Today, continual improvements in telecommunications and computing have extended card-based cashless payment technology into almost every kind of retail establishment. Consumers have become increasingly comfortable with cashless payments, and expect to be able to use their "plastic" for an increasingly wide range of transactions.

Cashless payment systems for vending have been around for a century, if one considers tokens the original cashless payment medium, and card-based payment media have been available since the mid-1970s to meet specific location requirements.

To date, operators have deployed these systems when asked to do so by their clients , principally colleges and universities, but also corporate campuses, correctional institutions and specialized facilities like meat packing plants. As the public's desire for cashless small transactions grows, the technology to address this desire continues to improve. The two trends surely will coincide.

Fast-improving data communications and data processing technology, which has made it possible for a merchant terminal in a vending machine to authenticate a credit or debit card by accessing a remote computer over a data link (often wireless), also has increased the appeal of remote vending machine monitoring. Since both cashless vending and telemetry have proven potential for improving sales, the ability to use a single accessory to implement both seems increasingly attractive.

Finally, the evolution of the single-serve food and snack market affects vending design in a variety of ways. When individually-wrapped convenience foods, pastry, desserts and snacks were new and unfamiliar, four decades ago, a premium was placed on transparent or windowed packaging and glass vending machine doors. Patrons wanted to see what they were offered before they bought it.

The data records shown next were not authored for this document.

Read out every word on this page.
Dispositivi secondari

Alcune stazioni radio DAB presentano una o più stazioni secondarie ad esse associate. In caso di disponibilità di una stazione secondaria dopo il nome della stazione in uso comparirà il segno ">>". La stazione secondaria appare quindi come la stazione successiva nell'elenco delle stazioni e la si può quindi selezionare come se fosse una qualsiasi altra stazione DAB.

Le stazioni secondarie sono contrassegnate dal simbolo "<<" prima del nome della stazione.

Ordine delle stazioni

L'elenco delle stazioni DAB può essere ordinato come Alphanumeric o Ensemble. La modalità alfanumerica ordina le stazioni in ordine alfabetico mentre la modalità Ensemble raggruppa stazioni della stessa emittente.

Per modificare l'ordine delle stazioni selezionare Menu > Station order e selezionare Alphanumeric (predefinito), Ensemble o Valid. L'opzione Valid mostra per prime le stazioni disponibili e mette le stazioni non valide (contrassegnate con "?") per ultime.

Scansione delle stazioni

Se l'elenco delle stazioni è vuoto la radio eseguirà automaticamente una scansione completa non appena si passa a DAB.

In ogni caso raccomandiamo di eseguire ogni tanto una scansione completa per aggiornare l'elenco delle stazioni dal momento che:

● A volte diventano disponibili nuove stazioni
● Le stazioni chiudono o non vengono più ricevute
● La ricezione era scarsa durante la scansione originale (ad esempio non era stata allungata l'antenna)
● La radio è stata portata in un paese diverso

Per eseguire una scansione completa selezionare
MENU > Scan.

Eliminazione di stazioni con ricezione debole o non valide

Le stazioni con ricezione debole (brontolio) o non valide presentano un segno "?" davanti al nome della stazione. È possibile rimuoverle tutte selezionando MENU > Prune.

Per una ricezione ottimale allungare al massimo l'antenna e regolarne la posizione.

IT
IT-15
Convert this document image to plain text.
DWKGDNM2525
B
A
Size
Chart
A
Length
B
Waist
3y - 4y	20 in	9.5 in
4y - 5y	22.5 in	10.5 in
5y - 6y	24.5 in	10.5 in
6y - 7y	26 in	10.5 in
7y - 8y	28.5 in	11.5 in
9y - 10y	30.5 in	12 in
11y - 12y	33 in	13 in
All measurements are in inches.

With the vending and convenience store industries competing to popularize portion-packed items for immediate consumption, branding increasingly is regarded as the assurance of quality. The trend in modern packaging has been to maximize product recognition and graphic impact, even at the expense of visibility. This may have implications for vending machine design, as much in hot beverage dispensing (where a trusted brand can replace the visual cues associated with coffee brewing) as in food, ice cream and (perhaps) even snacks.

In all of these areas, progress in technology and in marketing theory are converging to move vending machines toward the center of the retailing mainstream. Imaginative operators seeking to turn the page and start writing a new chapter of vending history certainly do not lack the tools.